The French-Swiss filmmaker Jean-Luc Godard, who was born in Paris on December 3, 1930 and then grew up on Lake Geneva, landed a hit with his feature film debut “Out of Breath” after starting out as a film critic. The work is one of the most important films in the Nouvelle Vague, which had just been launched by his friend, co-author and colleague François Truffaut.
Godard, who counted directors from old Hollywood like Howard Hawks among his role models, broke with numerous rules of filmmaking. It was not shot in the studio with a handheld camera and without artificial lighting, but in the middle of real life. There are jump cuts, and dialogues are not staged using the lame shot-reverse shot method. What is taken for granted today was revolutionary back then. This film alone puts him among the greatest directors of all time.
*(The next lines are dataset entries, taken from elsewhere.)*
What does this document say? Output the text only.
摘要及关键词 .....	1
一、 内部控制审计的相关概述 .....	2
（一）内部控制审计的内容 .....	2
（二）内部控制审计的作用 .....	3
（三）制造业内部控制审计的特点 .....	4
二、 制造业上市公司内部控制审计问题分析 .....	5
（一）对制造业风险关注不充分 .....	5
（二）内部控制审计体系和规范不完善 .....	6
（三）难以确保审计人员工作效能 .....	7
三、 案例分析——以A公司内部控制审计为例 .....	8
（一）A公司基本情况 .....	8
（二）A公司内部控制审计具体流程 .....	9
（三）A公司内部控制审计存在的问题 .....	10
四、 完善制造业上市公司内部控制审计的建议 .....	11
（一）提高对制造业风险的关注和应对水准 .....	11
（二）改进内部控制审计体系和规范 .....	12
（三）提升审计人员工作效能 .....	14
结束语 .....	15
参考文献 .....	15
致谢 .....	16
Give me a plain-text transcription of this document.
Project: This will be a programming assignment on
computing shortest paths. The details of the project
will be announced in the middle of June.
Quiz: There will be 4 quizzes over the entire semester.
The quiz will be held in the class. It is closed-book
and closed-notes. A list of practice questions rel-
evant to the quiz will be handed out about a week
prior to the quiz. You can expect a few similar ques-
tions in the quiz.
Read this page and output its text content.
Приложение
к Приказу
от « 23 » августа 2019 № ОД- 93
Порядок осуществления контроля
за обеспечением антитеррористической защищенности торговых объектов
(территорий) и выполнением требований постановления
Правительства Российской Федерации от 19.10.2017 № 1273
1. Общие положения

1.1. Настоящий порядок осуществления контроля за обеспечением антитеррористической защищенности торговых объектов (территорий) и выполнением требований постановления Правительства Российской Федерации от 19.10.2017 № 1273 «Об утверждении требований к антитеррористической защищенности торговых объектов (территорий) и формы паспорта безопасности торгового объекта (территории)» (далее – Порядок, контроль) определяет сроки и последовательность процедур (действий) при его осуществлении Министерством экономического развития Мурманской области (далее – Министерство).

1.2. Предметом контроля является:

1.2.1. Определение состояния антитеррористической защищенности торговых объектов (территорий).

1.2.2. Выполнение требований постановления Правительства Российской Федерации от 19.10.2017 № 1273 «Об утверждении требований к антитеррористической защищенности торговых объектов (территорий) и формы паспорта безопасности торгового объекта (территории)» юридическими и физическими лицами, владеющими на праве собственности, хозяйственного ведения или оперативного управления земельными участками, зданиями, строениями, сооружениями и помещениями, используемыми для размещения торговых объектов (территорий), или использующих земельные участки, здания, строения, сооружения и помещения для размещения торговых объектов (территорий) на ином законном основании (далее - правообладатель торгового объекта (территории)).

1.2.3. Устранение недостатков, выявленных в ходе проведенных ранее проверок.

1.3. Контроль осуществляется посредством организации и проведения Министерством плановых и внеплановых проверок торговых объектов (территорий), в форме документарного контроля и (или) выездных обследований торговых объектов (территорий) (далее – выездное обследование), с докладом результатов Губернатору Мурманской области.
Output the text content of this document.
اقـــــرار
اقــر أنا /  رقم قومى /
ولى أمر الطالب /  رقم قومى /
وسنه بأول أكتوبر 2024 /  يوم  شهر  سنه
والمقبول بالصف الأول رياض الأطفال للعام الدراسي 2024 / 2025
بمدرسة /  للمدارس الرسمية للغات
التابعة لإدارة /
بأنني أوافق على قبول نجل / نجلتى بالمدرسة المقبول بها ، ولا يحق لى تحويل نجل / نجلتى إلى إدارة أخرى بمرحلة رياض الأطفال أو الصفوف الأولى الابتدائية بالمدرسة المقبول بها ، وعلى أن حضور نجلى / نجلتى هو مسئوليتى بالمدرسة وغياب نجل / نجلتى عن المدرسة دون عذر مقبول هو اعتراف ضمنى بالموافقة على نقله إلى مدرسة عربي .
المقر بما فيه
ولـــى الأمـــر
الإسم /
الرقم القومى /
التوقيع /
Godard remained revolutionary throughout his career. He himself was suspicious of the great success of his debut. The fact that he then filmed a provocative criticism of the brutal actions of the French army in the Algerian war with “The Little Soldier” also seemed to be an attempt to distance himself as far as possible from the commercial public success that had preceded it. The film was immediately banned in France.
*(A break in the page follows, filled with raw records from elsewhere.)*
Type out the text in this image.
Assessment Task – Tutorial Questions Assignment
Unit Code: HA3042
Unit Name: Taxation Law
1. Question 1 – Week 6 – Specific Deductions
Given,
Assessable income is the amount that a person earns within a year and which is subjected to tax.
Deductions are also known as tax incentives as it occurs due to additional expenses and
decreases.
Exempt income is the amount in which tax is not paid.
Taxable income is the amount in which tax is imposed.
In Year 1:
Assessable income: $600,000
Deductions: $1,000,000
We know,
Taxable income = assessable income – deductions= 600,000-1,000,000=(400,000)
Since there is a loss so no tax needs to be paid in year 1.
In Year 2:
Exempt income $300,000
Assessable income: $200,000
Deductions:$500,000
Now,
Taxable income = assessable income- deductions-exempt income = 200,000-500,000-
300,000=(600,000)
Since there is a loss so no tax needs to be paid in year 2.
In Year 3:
Godard made film after film in the early 1960s, starring his muse and then-wife Anna Karina in particular. This resulted in classics such as “A woman is a woman” and “Eleven o’clock at night”. Yet the radical breaks remained, as did Godard’s rejection of commercial hits with the public.
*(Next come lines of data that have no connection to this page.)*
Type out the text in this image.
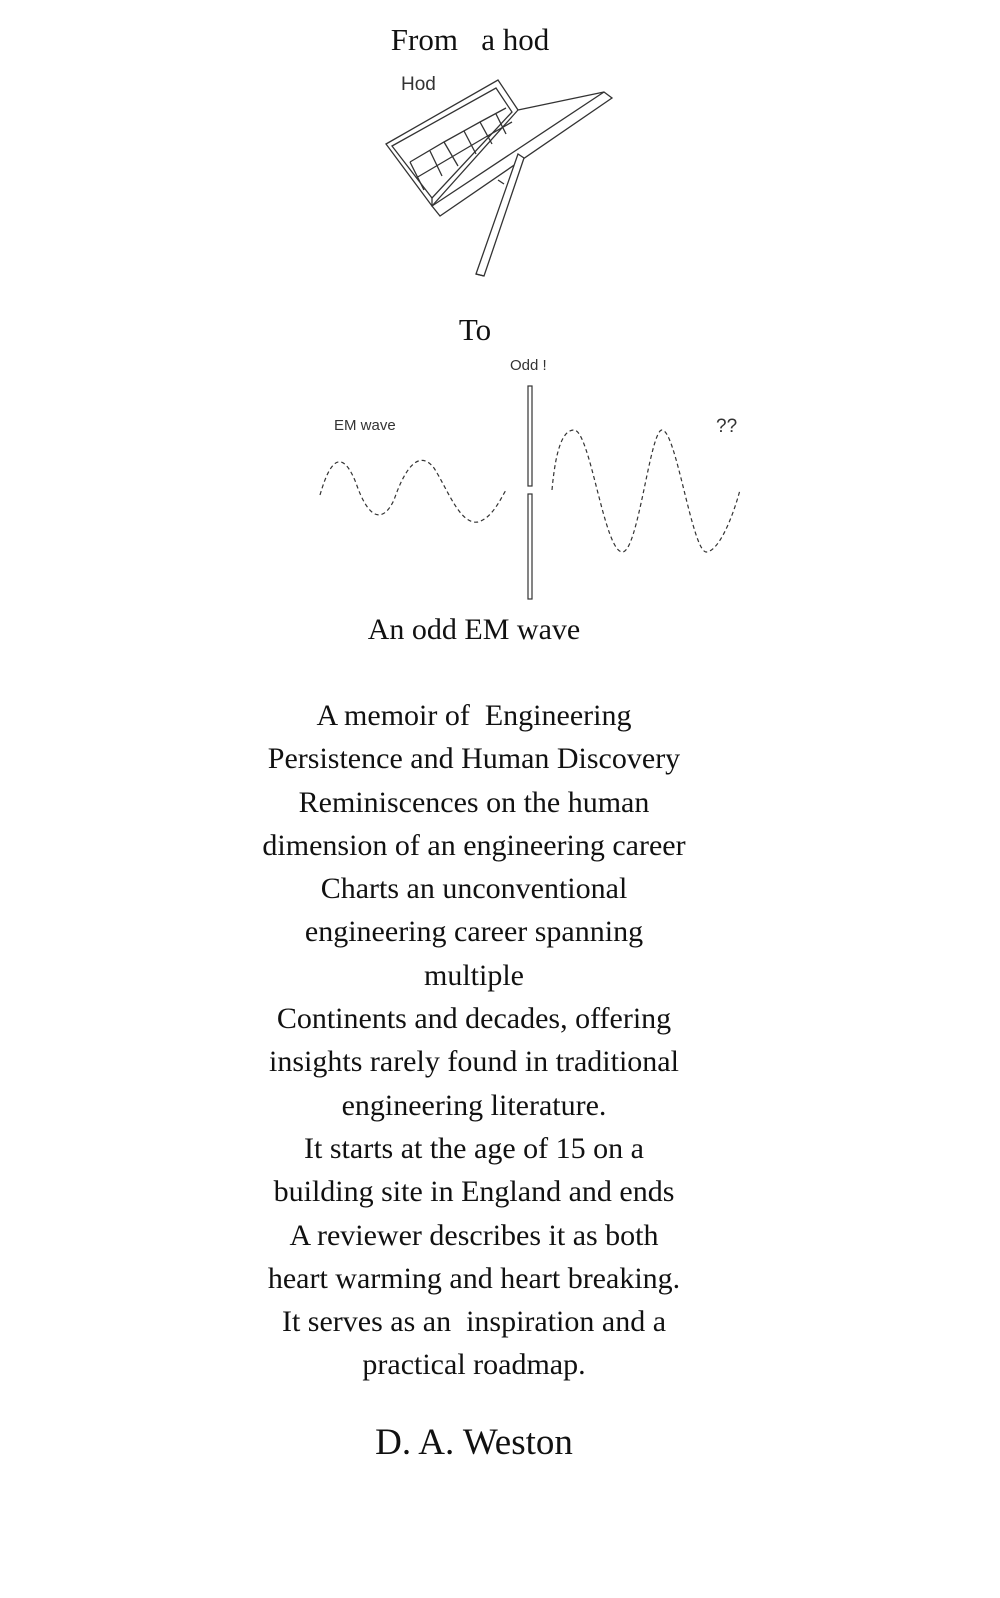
From   a hod
Hod
To
Odd !
EM wave	??
An odd EM wave
A memoir of  Engineering
Persistence and Human Discovery
Reminiscences on the human
dimension of an engineering career
Charts an unconventional
engineering career spanning
multiple
Continents and decades, offering
insights rarely found in traditional
engineering literature.
It starts at the age of 15 on a
building site in England and ends
A reviewer describes it as both
heart warming and heart breaking.
It serves as an  inspiration and a
practical roadmap.
D. A. Weston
At times he led a socialist collective that produced group films around the world that were currently Not in big cinemas and in front of an audience. As an individual, Godard at times completely disappeared behind this group. His filmography has long periods without entries. But he kept making comebacks – well into old age, always keen to experiment, even continued to do so, said farewell to classic narrative patterns and increasingly dealt with himself, his political convictions and his own career.
In 2010 he caused a stir with “Film Socialisme”. Incidentally, in the same year he was also awarded an honorary Oscar. With “Goodbye to Language” he won another prize at the Cannes Film Festival in 2014. His last film, “Bildbuch”, also premiered there in 2018. They are essayistic experimental films that may be far removed from the viewing habits of the majority of the audience, but have been celebrated at film festivals.
The French Newspaper Liberation was the first to announce the death of the legendary director, who was 91 years old.